OHLCVPredictor/README.md

120 lines
3.9 KiB
Markdown

# OHLCVPredictor
End-to-end pipeline for engineering OHLCV features, training an XGBoost regressor (GPU by default), and running inference via a small, reusable predictor API.
## Quickstart (uv)
Prereqs:
- Python 3.12+
- `uv` installed (see `https://docs.astral.sh/uv/`)
Install dependencies:
```powershell
uv sync
```
Run training (expects an input CSV; see Data Requirements):
```powershell
uv run python main.py
```
Run the inference demo:
```powershell
uv run python inference_example.py
```
## Data requirements
Your input DataFrame/CSV must include these columns:
- `Timestamp`, `Open`, `High`, `Low`, `Close`, `Volume`, `log_return`
Notes:
- `Timestamp` can be either a pandas datetime-like column or Unix seconds (int). During inference, the predictor will try to parse strings as datetimes; non-object dtypes are treated as Unix seconds.
- `log_return` should be computed as:
```python
df['log_return'] = np.log(df['Close'] / df['Close'].shift(1))
```
The training script (`main.py`) computes it automatically. For standalone inference, ensure it exists before calling the predictor.
- The training script filters out rows with `Volume == 0` and focuses on data newer than `2017-06-01` by default.
## Training workflow
The training entrypoint is `main.py`:
- Reads the CSV at `../data/btcusd_1-min_data.csv` by default. Adjust `csv_path` in `main.py` to point to your data, or move your CSV to that path.

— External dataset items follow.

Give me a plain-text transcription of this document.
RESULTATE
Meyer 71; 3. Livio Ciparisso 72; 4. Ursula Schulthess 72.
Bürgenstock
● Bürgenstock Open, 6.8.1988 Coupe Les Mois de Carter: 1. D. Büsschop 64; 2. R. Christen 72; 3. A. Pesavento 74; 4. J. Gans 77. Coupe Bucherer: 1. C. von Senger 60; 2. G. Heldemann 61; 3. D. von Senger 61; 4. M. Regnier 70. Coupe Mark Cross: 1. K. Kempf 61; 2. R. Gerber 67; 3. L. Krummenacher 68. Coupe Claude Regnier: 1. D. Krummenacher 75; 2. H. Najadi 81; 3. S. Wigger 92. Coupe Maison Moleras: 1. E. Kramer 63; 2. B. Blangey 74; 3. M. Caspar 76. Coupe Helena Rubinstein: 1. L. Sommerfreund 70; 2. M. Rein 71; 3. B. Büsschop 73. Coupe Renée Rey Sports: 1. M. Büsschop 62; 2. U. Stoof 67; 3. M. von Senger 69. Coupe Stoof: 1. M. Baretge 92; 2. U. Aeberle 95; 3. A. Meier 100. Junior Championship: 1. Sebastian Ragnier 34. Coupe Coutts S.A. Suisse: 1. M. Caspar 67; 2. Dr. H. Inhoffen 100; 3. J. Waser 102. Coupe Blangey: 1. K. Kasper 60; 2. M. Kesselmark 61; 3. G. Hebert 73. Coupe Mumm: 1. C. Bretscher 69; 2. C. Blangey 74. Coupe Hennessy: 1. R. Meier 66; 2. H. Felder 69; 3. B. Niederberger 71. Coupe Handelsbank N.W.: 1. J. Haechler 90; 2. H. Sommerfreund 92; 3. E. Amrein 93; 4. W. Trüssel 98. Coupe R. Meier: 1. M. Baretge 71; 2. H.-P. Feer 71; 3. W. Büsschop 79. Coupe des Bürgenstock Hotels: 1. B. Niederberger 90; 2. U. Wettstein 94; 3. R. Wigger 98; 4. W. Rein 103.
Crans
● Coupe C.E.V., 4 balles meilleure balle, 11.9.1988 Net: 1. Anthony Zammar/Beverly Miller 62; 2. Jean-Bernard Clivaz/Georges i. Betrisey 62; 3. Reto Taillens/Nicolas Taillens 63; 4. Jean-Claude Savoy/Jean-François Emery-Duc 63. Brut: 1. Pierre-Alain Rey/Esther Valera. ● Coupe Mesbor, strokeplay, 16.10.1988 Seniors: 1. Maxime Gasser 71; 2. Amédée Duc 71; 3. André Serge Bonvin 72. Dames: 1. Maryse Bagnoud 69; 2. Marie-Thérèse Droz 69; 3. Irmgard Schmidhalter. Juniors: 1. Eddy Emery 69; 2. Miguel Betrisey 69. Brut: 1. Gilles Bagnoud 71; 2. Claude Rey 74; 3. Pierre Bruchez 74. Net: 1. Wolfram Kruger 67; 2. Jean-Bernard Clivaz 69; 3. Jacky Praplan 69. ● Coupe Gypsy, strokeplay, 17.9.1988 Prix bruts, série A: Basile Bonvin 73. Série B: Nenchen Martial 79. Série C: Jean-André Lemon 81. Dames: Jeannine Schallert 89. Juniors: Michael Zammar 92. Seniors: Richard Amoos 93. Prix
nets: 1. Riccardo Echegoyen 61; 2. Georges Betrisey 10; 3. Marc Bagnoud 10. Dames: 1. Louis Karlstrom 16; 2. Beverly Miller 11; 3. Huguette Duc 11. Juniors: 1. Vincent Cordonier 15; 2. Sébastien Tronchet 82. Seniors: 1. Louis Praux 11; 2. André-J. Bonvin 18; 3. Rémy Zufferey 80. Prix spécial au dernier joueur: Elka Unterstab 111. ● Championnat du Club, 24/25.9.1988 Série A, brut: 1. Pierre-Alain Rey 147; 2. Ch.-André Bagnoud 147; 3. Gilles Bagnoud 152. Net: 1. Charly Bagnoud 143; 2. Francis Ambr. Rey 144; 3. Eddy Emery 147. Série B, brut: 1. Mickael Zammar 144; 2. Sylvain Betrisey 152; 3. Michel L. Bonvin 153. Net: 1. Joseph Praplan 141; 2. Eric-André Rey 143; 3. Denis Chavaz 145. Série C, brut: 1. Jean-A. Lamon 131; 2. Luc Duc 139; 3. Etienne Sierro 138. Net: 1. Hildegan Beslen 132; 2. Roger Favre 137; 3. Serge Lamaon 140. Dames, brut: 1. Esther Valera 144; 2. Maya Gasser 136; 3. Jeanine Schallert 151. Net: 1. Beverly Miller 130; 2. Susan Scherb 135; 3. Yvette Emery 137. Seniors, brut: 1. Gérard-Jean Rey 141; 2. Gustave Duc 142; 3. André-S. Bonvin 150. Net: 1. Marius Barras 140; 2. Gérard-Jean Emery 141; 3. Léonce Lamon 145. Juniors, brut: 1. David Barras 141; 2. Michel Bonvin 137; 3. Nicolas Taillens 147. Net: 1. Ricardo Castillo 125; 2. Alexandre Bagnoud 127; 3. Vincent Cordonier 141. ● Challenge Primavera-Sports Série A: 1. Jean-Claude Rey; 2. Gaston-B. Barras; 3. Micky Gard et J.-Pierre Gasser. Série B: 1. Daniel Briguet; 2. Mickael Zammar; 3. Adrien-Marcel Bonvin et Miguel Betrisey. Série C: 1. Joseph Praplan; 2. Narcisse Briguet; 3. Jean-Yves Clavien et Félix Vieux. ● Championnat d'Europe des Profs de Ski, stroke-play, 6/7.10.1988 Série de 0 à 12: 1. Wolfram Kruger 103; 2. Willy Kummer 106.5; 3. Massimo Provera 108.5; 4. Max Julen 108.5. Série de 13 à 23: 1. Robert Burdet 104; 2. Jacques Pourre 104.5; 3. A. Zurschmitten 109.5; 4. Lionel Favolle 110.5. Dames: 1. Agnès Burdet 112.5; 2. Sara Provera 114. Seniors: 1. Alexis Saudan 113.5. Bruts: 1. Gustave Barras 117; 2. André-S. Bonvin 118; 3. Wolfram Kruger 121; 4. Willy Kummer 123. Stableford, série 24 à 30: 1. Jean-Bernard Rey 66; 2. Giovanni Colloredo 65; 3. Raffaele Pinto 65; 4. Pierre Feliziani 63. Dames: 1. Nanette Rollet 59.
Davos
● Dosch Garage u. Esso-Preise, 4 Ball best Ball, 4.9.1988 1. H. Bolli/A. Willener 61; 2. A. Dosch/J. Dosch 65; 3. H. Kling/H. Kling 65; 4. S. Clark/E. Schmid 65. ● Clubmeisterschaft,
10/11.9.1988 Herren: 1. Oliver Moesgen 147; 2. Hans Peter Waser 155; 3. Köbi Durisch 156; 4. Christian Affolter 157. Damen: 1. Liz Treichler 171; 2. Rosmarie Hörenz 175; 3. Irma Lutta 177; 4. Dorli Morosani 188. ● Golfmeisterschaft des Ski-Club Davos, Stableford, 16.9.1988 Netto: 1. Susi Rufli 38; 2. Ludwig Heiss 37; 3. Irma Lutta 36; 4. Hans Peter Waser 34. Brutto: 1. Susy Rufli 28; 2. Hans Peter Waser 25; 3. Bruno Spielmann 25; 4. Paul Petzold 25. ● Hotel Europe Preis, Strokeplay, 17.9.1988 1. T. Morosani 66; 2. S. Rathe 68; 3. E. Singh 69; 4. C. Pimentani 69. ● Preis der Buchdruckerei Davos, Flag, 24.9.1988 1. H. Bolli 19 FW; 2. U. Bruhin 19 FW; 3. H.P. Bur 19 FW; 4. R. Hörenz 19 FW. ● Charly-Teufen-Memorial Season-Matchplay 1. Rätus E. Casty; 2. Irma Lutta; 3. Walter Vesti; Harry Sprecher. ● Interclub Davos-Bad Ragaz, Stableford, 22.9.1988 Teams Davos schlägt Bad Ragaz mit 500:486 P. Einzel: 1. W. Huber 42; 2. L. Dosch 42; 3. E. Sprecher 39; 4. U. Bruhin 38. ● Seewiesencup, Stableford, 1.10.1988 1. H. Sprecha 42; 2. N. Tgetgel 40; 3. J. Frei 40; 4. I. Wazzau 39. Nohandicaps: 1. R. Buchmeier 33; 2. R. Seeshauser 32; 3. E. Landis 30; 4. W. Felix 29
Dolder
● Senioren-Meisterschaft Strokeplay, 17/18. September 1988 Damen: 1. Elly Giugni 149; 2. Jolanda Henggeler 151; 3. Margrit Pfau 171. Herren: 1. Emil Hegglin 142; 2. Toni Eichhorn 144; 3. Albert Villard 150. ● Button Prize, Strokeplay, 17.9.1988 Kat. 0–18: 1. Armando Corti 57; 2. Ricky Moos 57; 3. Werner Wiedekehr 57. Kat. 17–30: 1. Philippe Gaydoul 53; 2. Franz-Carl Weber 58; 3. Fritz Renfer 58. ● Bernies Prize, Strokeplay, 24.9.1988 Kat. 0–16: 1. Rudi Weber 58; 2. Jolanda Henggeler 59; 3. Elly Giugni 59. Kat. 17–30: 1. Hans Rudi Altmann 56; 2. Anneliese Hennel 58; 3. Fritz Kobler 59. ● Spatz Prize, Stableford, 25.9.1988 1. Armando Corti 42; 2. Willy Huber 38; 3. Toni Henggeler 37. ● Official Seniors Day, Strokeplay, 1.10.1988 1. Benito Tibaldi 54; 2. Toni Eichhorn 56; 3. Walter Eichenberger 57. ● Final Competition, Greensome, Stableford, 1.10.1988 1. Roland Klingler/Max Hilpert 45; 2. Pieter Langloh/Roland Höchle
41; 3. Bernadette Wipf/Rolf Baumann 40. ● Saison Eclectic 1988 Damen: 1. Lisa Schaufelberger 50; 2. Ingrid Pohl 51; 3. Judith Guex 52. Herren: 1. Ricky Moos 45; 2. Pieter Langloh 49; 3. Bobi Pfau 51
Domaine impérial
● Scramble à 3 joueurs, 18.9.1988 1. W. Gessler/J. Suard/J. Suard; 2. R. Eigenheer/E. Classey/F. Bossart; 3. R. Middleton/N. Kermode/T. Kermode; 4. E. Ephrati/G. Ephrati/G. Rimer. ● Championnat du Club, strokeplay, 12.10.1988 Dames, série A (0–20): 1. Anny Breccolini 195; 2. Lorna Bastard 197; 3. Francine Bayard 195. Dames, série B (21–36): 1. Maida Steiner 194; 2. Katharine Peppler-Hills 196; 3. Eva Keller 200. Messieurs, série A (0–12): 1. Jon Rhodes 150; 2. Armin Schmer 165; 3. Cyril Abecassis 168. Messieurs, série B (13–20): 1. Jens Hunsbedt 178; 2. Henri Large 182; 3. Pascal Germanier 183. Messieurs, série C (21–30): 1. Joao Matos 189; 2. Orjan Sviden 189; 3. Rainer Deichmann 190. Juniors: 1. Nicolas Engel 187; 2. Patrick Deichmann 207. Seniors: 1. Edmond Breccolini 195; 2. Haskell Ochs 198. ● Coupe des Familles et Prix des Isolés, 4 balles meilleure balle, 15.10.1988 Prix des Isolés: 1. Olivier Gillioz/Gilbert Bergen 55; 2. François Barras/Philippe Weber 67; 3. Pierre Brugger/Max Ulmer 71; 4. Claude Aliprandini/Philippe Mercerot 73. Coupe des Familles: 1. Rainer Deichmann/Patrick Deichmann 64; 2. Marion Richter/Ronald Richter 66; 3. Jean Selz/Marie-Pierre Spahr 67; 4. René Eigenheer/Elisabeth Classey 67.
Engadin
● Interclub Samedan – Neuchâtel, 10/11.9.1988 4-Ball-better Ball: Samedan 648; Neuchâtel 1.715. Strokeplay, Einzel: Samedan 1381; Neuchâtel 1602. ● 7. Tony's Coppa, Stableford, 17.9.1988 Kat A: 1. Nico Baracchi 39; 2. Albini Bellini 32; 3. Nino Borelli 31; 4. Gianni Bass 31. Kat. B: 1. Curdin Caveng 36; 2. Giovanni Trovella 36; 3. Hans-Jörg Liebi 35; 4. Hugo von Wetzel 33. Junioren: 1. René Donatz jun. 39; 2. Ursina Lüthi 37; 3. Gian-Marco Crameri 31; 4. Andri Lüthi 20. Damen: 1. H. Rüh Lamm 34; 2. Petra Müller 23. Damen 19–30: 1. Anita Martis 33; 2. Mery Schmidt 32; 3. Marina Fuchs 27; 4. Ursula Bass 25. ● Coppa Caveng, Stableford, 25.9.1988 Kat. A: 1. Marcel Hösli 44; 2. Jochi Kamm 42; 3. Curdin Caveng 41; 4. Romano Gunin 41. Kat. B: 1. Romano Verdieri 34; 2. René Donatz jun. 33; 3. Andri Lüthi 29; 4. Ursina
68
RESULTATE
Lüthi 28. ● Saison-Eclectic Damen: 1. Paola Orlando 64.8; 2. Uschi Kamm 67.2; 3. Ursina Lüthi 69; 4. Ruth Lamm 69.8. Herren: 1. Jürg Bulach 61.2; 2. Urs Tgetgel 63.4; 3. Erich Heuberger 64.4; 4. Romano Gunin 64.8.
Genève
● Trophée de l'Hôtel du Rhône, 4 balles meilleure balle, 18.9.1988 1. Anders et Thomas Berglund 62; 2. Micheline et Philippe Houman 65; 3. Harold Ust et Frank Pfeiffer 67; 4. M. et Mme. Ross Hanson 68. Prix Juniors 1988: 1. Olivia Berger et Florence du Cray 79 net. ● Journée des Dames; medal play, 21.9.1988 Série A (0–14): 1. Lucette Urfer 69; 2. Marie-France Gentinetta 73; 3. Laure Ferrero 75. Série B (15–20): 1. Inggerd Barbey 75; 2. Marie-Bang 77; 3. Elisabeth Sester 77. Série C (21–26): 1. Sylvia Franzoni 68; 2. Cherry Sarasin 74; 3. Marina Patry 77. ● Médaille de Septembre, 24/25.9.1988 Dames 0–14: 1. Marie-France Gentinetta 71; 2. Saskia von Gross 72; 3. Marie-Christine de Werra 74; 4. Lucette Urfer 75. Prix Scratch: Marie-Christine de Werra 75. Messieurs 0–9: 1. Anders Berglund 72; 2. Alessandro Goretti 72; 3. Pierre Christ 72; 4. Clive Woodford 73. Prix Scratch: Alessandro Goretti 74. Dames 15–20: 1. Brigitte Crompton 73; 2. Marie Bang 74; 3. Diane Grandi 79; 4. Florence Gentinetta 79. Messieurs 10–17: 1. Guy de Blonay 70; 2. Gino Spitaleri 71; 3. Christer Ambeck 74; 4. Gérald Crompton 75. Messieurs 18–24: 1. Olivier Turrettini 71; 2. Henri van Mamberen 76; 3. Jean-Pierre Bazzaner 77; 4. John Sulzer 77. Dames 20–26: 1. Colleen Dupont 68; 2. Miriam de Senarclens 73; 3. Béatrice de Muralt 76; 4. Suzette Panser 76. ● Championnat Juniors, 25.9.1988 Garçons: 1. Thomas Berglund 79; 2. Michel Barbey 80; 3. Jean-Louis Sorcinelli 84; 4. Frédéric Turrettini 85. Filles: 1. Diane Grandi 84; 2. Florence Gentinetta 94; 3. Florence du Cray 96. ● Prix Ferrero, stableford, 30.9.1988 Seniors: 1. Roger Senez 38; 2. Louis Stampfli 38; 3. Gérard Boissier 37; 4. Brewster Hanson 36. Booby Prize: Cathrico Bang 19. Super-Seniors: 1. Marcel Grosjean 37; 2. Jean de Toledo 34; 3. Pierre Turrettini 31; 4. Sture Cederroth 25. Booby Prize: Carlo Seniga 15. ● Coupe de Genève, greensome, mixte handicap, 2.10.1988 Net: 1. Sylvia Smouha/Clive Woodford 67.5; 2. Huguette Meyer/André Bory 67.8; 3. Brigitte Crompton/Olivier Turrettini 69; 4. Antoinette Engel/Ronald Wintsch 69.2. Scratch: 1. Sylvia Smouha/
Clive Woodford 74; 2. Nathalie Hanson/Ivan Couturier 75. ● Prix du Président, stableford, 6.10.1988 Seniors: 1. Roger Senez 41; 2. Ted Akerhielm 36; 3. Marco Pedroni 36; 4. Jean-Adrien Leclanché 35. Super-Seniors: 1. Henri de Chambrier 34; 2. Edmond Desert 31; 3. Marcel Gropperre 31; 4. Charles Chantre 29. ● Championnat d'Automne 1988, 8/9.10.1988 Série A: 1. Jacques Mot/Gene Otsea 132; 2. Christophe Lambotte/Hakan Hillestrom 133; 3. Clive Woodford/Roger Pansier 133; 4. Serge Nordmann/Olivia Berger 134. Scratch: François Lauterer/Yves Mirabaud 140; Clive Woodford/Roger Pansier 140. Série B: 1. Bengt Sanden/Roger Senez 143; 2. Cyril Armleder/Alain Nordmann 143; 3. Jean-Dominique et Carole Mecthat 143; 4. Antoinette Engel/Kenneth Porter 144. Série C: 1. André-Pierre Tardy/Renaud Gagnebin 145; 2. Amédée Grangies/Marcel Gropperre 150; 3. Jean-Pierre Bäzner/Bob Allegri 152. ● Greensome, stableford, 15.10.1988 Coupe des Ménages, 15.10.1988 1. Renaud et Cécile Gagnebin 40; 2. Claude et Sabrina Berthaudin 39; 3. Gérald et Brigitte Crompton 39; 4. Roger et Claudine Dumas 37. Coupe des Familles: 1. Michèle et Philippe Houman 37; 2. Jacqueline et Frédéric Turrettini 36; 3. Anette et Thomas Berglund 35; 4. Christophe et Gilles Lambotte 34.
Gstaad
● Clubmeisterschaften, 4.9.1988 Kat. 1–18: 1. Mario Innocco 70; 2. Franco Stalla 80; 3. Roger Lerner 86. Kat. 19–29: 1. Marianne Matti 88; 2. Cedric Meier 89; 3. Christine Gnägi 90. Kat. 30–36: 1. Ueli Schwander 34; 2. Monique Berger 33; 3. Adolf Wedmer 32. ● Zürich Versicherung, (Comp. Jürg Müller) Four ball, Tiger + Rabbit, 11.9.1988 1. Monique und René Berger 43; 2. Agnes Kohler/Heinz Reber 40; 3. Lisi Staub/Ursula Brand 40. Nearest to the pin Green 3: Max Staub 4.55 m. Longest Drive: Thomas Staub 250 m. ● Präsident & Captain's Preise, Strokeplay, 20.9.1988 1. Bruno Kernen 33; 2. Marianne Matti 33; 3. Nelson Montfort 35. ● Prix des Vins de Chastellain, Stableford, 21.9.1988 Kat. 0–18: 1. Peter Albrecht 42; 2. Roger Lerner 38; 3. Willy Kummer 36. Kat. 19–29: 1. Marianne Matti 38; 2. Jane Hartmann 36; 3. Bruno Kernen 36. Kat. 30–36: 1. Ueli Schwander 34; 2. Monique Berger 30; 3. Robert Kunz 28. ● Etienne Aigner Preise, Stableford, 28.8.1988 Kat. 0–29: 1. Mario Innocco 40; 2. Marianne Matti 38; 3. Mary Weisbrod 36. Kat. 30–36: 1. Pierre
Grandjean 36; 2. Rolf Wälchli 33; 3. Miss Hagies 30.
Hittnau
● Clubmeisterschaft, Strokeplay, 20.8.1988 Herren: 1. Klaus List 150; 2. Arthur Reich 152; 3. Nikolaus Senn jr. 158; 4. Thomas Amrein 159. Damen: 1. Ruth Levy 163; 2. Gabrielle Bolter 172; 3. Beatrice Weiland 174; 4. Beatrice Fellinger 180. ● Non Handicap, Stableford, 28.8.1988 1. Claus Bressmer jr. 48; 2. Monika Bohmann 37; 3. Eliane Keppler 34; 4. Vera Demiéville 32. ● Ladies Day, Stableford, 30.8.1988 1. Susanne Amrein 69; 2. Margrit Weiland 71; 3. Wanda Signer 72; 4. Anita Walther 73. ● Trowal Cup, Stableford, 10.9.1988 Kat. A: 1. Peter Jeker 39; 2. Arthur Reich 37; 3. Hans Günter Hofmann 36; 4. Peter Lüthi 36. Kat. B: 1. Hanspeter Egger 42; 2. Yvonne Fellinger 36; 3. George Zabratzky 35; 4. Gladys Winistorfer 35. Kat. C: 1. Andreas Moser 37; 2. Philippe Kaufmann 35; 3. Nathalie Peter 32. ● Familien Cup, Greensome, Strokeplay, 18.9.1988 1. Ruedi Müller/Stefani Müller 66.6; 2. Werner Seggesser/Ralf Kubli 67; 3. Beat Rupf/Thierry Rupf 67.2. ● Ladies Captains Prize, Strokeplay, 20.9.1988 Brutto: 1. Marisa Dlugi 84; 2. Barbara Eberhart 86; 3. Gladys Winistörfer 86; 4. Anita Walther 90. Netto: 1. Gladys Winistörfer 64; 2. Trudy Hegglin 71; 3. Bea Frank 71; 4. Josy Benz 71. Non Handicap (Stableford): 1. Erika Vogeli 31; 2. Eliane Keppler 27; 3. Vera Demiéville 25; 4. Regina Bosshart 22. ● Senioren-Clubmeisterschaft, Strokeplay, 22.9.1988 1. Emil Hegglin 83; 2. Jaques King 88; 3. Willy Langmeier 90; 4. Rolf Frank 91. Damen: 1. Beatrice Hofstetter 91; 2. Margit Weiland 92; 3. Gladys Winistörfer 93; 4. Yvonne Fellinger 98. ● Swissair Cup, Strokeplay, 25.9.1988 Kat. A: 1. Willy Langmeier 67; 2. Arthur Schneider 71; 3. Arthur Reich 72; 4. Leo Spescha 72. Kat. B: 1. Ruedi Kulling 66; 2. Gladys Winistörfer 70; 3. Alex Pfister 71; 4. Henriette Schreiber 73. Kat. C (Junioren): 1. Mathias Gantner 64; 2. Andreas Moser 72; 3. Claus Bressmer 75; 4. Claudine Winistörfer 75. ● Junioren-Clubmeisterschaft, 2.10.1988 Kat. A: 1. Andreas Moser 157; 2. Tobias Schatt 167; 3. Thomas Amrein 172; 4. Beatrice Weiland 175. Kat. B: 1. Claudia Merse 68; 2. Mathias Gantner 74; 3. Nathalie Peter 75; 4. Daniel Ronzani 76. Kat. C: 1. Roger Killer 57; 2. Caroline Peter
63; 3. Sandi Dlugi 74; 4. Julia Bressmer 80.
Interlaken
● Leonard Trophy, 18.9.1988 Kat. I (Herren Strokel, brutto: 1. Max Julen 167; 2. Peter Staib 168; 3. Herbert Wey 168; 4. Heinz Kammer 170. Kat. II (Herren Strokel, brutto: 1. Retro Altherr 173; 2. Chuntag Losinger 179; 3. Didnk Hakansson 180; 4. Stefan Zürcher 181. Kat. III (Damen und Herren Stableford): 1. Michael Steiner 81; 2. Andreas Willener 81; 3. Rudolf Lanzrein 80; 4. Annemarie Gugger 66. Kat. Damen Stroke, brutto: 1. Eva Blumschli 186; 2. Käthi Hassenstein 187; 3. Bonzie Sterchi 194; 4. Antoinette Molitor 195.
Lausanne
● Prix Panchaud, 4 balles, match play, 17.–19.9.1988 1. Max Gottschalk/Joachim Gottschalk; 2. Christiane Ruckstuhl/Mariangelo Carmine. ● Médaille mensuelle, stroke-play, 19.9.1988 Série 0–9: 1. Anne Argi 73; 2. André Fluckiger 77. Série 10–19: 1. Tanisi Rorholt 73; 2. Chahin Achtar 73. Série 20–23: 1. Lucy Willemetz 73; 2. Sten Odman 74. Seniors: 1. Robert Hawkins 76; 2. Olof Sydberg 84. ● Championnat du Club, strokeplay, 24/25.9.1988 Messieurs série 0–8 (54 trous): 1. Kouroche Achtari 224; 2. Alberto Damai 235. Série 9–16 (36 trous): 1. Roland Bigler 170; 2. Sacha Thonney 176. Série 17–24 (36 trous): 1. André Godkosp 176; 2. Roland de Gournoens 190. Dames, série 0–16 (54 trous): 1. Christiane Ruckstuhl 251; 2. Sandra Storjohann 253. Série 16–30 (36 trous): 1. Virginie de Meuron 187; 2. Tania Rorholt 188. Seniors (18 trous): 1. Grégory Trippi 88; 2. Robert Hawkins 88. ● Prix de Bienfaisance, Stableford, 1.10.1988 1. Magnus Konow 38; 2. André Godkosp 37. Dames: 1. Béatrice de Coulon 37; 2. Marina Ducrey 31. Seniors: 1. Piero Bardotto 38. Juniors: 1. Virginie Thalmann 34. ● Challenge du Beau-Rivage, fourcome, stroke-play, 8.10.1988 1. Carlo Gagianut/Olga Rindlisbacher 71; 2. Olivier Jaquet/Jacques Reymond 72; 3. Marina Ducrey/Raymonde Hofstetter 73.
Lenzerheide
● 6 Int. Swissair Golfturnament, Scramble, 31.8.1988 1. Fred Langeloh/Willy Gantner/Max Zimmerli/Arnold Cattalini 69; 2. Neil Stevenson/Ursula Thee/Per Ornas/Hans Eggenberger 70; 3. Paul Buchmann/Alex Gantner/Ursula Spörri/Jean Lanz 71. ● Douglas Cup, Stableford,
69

- Engineers a large set of technical and OHLCV-derived features (see `feature_engineering.py` and `technical_indicator_functions.py`).
- Optionally performs walk-forward cross validation to compute averaged feature importances.
- Prunes low-importance and redundant features, trains XGBoost (GPU by default), and saves artifacts.
- Produces charts with Plotly into `charts/`.
Outputs produced by training:
- Model: `../data/xgboost_model_all_features.json`
- Results CSV: `../data/cumulative_feature_results.csv`
- Charts: files under `charts/` (e.g., `all_features_prediction_error_distribution.html`)
Run:
```powershell
uv run python main.py
```
If you do not have a CUDA-capable GPU, set the device to CPU (see GPU/CPU section).
## Inference usage
You can reuse the predictor in other projects or run the included example.
Minimal example:
```python
from predictor import OHLCVPredictor
import numpy as np
predictor = OHLCVPredictor('../data/xgboost_model_all_features.json')
# df must contain: Timestamp, Open, High, Low, Close, Volume, log_return
log_returns = predictor.predict(df)
prices_pred, prices_actual = predictor.predict_prices(df)
```
Run the comprehensive demo:
```powershell
uv run python inference_example.py
```
Files needed to embed the predictor in another project:
- `predictor.py`
- `custom_xgboost.py`
- `feature_engineering.py`
- `technical_indicator_functions.py`
- your trained model file (e.g., `xgboost_model_all_features.json`)
## GPU/CPU notes
Training uses XGBoost with `device='cuda'` by default (see `custom_xgboost.py`). If you do not have a CUDA-capable GPU or drivers:
- Change the parameter in `CustomXGBoostGPU.train()` from `device='cuda'` to `device='cpu'`, or
- Pass `device='cpu'` when calling `train()` wherever applicable.
Inference works on CPU even if the model was trained on GPU.
## Dependencies
The project is managed via `pyproject.toml` and `uv`. Key runtime deps include:
- `xgboost`, `pandas`, `numpy`, `scikit-learn`, `ta`, `numba`
- `dash`/Plotly for charts (Plotly is used by `plot_results.py`)
Install using:
```powershell
uv sync
```
## Troubleshooting
- KeyError: `'log_return'` during inference: ensure your input DataFrame includes `log_return` as described above.
- Model file not found: confirm the path passed to `OHLCVPredictor(...)` matches where training saved it (default `../data/xgboost_model_all_features.json`).
- Empty/old charts: delete the `charts/` folder and rerun training.
- Memory issues: consider downcasting or using smaller windows; the code already downcasts numerics where possible.